For Piramal Finance, NII rose to ₹1,132 crore in the second quarter from ₹881 crore a year ago, along with 22% growth in assets under management to ₹91,447 crore. Jairam Sridharan, MD and CEO of Piramal Finance, said it was a “strong quarter” and the company saw “growth at the right margin”.
Similarly, Poonawalla Fincorp’s NII rose over 37% year-on-year to ₹764 crore. The lender’s assets under management stood at ₹47,700 crore as of September 30, up 68% from the previous year. The company said AUM growth in the quarter was supported by increased contribution from new business activities.
LOWER COSTS
Piramal Finance’s consolidated net interest margin increased 104 basis points year-on-year to 6.1% in the second quarter. “The environment on the liability side was quite favorable and we saw our borrowing costs decline by 19 basis points over the quarter,” Jairam said.
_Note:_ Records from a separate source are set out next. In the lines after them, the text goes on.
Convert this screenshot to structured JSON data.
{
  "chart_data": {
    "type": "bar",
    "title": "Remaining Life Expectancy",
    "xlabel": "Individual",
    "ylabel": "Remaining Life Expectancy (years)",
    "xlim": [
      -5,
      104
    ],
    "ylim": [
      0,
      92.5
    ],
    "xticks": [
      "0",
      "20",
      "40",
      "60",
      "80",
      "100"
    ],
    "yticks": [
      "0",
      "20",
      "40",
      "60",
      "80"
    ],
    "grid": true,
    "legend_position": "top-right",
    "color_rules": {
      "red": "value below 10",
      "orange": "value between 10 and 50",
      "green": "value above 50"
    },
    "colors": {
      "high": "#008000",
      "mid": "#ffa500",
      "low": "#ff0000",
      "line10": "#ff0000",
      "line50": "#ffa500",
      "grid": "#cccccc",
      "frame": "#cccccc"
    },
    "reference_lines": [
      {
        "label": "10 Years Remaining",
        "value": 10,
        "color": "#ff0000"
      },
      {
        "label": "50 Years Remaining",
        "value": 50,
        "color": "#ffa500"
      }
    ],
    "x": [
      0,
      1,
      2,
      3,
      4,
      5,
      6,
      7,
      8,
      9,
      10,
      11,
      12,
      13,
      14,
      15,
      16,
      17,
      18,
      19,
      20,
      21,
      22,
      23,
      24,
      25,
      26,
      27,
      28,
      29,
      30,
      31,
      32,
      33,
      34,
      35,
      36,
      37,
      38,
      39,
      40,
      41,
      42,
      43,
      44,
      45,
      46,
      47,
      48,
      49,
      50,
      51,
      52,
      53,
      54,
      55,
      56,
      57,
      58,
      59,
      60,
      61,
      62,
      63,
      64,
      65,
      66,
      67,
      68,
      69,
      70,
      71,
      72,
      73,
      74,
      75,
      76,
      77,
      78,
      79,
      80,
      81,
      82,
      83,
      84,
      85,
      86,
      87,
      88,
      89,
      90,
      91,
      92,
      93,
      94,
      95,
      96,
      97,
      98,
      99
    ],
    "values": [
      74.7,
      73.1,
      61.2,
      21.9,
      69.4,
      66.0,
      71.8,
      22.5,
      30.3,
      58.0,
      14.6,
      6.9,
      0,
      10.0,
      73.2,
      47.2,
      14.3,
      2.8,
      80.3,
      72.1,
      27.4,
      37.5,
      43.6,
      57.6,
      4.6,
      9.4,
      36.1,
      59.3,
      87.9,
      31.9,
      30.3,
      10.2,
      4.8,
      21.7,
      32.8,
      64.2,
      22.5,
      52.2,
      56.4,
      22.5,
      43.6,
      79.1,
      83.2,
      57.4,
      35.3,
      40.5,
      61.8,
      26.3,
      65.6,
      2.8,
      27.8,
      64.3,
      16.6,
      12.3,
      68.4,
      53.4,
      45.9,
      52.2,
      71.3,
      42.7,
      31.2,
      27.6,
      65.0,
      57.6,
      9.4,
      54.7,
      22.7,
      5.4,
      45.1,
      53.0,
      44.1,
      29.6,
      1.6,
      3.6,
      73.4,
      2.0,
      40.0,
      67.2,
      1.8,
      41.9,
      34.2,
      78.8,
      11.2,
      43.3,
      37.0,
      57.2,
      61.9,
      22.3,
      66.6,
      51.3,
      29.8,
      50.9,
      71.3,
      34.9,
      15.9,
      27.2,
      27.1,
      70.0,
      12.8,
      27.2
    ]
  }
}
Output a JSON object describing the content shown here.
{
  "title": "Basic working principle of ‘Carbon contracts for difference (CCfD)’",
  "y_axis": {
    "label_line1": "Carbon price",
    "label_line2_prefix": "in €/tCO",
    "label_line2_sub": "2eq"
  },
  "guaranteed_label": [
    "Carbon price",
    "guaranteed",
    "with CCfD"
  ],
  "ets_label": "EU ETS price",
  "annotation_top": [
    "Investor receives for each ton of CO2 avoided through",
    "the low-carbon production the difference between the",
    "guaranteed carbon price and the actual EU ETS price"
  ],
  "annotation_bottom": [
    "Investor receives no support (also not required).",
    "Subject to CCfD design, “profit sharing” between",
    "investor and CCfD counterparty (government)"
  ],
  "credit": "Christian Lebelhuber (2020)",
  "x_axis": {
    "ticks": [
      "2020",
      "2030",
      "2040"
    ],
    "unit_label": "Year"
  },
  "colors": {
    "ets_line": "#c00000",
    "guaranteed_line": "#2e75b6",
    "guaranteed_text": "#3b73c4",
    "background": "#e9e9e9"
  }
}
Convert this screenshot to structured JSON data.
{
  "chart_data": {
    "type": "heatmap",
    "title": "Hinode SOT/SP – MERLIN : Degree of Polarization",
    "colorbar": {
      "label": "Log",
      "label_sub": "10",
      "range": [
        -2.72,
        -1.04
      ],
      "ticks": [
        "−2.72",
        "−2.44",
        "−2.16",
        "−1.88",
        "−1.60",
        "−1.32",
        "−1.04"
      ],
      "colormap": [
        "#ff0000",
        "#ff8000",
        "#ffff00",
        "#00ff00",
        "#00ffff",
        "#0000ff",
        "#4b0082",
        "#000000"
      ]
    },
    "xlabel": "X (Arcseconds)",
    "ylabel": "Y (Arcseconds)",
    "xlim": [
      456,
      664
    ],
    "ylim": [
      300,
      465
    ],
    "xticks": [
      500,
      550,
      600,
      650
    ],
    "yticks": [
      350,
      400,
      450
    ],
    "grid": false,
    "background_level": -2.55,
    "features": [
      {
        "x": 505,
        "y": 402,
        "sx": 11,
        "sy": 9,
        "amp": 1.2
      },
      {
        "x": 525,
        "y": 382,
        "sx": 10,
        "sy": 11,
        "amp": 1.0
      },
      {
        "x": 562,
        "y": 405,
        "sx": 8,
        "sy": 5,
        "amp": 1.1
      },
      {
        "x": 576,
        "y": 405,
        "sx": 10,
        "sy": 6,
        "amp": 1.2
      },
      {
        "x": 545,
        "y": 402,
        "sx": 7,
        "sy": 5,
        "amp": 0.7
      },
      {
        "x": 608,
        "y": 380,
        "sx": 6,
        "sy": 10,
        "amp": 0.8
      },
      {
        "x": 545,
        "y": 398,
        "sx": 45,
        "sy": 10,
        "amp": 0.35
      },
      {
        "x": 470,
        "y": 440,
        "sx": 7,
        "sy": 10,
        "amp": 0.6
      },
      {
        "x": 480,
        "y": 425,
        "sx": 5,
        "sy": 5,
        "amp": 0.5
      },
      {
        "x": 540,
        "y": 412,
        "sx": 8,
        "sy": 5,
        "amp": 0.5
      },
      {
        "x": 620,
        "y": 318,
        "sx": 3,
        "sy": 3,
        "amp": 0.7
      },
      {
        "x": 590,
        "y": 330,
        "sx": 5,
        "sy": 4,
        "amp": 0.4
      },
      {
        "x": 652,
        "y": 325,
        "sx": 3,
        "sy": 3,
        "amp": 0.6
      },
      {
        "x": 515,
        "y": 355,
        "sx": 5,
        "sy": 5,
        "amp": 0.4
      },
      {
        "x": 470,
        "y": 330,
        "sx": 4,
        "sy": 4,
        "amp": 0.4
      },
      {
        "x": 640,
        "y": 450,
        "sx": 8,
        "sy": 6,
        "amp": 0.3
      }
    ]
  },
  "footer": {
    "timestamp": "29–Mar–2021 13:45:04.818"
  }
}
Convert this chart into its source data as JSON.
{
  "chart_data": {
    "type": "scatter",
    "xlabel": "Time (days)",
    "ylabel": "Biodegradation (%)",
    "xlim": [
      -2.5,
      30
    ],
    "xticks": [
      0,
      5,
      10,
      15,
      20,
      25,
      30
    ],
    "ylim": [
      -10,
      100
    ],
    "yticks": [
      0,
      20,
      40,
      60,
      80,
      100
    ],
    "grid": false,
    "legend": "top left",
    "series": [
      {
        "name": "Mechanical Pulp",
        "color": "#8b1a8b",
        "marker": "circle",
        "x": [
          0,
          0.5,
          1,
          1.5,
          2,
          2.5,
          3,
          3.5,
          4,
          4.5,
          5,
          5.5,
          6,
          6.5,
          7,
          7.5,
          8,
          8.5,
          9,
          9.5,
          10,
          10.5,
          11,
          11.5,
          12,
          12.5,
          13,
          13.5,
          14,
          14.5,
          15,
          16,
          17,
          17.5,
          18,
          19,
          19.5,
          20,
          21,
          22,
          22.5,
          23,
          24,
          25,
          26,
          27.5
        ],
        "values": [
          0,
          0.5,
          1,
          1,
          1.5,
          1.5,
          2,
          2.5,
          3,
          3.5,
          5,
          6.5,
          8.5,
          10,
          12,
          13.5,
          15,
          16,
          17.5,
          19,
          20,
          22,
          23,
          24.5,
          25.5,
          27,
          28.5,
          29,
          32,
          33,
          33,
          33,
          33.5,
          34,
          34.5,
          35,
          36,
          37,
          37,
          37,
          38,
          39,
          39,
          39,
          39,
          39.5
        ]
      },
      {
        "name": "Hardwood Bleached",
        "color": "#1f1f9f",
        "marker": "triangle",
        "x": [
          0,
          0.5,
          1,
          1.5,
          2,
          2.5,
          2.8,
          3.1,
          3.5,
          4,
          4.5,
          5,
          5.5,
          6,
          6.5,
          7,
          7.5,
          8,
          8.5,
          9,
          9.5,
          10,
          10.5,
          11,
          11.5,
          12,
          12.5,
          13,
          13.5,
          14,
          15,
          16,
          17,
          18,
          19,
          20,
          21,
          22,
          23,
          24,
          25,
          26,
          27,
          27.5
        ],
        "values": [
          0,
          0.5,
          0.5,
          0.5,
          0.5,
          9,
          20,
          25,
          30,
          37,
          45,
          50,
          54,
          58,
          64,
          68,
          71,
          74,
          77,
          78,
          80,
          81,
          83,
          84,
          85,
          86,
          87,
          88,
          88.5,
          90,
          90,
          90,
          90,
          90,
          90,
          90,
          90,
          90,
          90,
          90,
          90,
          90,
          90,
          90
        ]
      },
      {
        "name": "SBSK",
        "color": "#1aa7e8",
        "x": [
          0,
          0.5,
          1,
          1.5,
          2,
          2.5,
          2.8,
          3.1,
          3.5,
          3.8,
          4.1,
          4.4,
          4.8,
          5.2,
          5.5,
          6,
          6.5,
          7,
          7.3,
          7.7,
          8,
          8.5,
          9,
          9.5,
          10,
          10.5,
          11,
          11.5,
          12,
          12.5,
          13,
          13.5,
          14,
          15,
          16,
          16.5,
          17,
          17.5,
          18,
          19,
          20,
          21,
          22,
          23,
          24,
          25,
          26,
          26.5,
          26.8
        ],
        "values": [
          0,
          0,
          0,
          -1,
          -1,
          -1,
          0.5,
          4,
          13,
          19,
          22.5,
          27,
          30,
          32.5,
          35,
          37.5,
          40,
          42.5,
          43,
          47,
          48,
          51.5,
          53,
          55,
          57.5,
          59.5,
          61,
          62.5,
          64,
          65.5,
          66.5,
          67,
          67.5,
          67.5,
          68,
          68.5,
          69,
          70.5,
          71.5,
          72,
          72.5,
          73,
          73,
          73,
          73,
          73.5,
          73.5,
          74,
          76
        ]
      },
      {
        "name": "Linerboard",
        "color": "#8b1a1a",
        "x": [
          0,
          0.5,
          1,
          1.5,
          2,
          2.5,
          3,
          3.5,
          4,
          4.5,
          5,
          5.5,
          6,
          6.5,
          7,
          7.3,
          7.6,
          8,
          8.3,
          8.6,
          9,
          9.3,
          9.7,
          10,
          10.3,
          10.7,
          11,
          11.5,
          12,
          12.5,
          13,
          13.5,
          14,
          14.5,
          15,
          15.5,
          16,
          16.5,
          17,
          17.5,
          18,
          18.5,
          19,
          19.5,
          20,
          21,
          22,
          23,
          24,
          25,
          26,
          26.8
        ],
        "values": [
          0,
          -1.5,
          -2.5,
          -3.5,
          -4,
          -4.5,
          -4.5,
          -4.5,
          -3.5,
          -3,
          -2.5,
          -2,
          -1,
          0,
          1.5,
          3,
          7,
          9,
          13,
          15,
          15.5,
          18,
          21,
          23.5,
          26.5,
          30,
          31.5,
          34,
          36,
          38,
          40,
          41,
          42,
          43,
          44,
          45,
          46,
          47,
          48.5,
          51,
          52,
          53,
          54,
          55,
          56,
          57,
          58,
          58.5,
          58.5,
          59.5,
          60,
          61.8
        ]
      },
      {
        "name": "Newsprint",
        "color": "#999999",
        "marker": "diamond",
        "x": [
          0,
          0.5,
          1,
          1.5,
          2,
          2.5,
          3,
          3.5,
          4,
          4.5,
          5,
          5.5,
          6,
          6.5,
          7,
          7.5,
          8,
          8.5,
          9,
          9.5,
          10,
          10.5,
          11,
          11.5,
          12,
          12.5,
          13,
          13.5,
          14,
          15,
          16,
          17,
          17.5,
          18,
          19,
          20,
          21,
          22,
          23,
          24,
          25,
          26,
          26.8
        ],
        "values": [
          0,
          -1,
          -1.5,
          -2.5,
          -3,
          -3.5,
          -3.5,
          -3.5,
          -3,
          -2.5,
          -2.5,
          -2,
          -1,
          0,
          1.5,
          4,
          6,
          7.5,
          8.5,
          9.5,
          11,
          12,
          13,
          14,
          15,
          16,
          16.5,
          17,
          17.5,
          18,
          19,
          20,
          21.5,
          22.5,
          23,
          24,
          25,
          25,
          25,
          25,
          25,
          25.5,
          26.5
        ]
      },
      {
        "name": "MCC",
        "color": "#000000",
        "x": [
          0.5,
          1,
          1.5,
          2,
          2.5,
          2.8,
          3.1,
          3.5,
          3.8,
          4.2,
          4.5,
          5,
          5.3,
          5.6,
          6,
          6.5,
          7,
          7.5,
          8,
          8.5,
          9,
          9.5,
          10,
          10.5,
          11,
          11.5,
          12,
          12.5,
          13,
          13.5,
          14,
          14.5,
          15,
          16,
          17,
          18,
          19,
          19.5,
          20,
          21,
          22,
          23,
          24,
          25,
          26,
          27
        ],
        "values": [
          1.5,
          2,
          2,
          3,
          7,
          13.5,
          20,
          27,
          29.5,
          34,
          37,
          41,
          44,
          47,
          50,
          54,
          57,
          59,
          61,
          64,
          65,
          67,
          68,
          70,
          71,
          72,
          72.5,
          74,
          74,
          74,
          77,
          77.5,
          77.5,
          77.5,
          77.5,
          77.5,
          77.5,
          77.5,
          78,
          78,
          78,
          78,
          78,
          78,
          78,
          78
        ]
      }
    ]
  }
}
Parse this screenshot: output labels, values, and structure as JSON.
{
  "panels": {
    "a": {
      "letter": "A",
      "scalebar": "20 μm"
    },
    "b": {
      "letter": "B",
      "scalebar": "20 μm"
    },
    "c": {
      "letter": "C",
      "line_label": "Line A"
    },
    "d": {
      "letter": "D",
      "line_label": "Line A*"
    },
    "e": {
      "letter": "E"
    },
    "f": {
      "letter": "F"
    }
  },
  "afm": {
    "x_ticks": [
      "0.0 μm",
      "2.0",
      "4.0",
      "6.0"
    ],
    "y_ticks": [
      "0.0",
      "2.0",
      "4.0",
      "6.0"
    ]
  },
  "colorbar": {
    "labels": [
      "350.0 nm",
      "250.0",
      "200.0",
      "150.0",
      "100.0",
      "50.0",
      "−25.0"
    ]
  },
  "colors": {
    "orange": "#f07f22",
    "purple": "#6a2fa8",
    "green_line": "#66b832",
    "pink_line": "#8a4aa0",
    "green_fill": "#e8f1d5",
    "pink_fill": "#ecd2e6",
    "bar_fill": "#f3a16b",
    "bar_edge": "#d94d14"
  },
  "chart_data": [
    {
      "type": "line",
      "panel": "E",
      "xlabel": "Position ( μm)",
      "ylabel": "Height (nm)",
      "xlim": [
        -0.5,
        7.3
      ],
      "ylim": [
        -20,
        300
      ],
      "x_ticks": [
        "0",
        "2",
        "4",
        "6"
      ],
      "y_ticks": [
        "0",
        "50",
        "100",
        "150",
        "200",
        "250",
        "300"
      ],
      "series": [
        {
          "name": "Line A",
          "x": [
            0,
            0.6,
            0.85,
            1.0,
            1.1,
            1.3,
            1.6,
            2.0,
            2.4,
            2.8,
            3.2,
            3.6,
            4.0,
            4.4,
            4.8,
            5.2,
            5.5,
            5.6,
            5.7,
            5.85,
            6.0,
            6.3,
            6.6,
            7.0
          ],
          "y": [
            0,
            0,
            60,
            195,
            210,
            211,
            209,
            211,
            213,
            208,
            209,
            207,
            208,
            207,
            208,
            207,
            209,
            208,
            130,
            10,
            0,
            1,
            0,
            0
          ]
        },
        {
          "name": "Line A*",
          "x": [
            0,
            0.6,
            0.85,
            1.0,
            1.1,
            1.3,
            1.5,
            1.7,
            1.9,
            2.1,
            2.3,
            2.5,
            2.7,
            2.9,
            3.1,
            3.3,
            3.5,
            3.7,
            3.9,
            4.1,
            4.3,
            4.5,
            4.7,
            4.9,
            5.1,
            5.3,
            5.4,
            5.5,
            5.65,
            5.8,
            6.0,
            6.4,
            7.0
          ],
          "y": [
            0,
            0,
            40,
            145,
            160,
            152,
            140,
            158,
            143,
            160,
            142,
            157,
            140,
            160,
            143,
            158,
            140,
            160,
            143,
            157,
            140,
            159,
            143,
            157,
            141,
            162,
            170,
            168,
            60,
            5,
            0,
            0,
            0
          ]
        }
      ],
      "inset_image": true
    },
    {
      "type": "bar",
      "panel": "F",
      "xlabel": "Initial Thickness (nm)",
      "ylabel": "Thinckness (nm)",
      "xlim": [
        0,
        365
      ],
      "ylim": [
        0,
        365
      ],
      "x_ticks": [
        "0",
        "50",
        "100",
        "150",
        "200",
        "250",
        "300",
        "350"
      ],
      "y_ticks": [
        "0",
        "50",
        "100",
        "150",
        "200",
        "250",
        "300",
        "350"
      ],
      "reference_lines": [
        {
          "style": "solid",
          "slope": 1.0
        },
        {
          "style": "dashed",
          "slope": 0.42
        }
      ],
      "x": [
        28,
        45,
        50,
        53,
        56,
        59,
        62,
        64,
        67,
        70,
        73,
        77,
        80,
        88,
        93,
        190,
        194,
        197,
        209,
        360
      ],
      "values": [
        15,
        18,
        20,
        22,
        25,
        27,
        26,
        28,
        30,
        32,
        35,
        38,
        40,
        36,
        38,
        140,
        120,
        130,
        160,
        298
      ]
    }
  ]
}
He added that they do not expect further benefits from the Reserve Bank of India’s rate cut in the third quarter, but they can expect the impact in the fourth quarter. “Banks have not yet cut MCLRs (marginal cost of funds-based lending rates) deeply. That should happen later this quarter.”
Arvind Kapil, MD& CEO, Poonawalla Fincorp, said improved liability management, especially through cost-effective non-convertible debentures, strengthened the company’s financing profile.